According to the new study, which examined factors including economics, psychology, health and public policy in 158 countries, Switzerland is officially the happiest country on Earth, followed by Iceland, Denmark, Norway and Canada.

South Africa came 113th on the list.

Britain lagged behind in 21st place, up one place from last year's survey. New Zealand at No 9, Australia 10, the United States 15, Germany 26, France 29, and Spain at 36.

First published in 2012, the World Happiness Report is an initiative of the United Nations' Sustainable Development Solutions Network, which ranks countries in terms of their population's wellbeing and reflects the recent global interest in happiness as criteria for informing government policy.

“A rapidly increasing number of national and local governments are using happiness research in their search for policies that could enable people to live better lives,” the report says. “Increasingly happiness is considered a proper measure of social progress and goal of public policy.”

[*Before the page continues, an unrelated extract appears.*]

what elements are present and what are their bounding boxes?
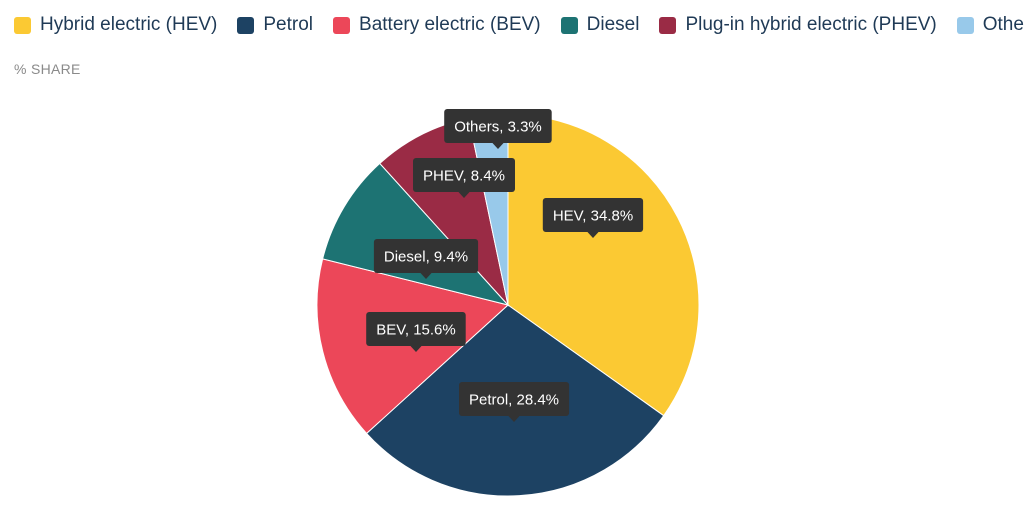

The report focuses on people's evaluations of their lives and includes wealth (GDP per capita), social support, healthy life expectancy, freedom (“Are you satisfied or dissatisfied with your freedom to choose what you do with your life?”), generosity (“Have you donated money to a charity in the past month?”), and government corruption.

“There is no single key to happiness,” US economist Jeffrey Sachs, who led the team behind the World Happiness Report, explained. “Being rich? That's good, but it's only a modest part of the story. Trusting society, having a government that ranks low in corruption, a society where people are generous and volunteering - all of these are important for happiness.”